CMIP-Data-Request-coleads / cmip7_request_scripts

3 stars 1 forks source link

Python classes #3

Open CMIP-Data-Request-coleads opened 2 months ago

CMIP-Data-Request-coleads commented 2 months ago

The TISG meeting on Sept 12th discussed the benefits of having code organised around a clearly defined set of python classes.

The request_classes.py script does this in a sense. E.g. it has classes for Record and Table. Each individual table of the request can then be realised as an instance of the Table class. This provides a lot of flexibility. If an extra table is added in Air Table it will be handled automatically. This approach was also used in dreqPy. The flexibility comes with a drawback: it makes the class structure quite abstract; we don't have documentation read-the-docs compatible documentation associated with each instance of the Table class.

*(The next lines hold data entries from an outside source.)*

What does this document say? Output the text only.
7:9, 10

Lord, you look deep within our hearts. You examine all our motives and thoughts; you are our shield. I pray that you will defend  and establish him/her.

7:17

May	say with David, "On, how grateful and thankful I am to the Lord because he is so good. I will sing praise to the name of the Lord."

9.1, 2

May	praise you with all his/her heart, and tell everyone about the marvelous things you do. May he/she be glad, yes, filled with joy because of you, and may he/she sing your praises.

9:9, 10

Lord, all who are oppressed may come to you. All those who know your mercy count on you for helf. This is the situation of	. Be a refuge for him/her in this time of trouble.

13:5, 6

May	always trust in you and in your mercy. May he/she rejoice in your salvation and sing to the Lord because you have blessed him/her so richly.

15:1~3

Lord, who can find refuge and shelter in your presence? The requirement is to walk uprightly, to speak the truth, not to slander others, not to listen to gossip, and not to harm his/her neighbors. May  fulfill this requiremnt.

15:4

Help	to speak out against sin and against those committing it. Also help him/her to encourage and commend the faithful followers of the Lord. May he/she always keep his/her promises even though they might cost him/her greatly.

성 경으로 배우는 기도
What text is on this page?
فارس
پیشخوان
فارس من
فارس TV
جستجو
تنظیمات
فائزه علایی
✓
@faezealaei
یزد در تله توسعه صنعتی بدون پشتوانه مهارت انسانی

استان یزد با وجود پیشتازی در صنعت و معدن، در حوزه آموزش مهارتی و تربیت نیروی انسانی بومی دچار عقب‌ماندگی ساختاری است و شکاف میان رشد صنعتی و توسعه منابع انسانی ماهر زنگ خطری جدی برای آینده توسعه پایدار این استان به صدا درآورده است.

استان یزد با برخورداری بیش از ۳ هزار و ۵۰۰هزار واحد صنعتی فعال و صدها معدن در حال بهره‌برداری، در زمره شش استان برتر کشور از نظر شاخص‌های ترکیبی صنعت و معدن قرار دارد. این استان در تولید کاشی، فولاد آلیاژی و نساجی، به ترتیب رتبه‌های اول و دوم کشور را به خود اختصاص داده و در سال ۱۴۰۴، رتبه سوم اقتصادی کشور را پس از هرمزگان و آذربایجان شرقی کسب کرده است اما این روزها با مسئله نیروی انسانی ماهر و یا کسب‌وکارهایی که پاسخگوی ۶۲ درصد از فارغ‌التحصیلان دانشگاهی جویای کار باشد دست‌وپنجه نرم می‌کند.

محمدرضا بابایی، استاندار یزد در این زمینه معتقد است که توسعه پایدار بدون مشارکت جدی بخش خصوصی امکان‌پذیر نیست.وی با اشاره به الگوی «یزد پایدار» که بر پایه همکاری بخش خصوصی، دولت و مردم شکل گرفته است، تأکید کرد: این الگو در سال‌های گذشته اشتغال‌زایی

On the other hand Matt suggested having a python class per table, e.g. one for "Variable", one for "Opportunity", etc. This might be achieved by converting the request_classes.py Table to be a base class and create a class per table which can be edited an documented. I've created a template here : request_classes.py.template . The risk of this approach is potential divergence between documentation in the code and documentation in the database, but I think there are more advantages, particularly in enabling transparency about different python methods being added to different tables.

matthew-mizielinski commented 1 month ago

Apologies that it has taken me so long to get back to this.

I've had a look over the request_classes.py.template file and this isn't too far off how I was thinking about it, although I would be tempted with a very simple dataclass based structure due to its simplicity when reading the code.

I've re-implemented the software pattern I used for CMIP6 with the JSON file in this repository (was very straightforward with the new structures) in a notebook where I'm only pulling out a few of the attributes for a minimal set of objects along the route between "experiment" and "variable".

The notebook can be found here -- remember that this is illustrative code and for a "real" api there are a number of other steps I would take based on prior experience to ensure we can extract priorities, time slices, etc.

sol1105 commented 1 month ago

I added a notebook that showcases how to manage the DReq content (following up my PR) and adapts @matthew-mizielinski's illustrative example with the PR content and a small function to map objects between bases.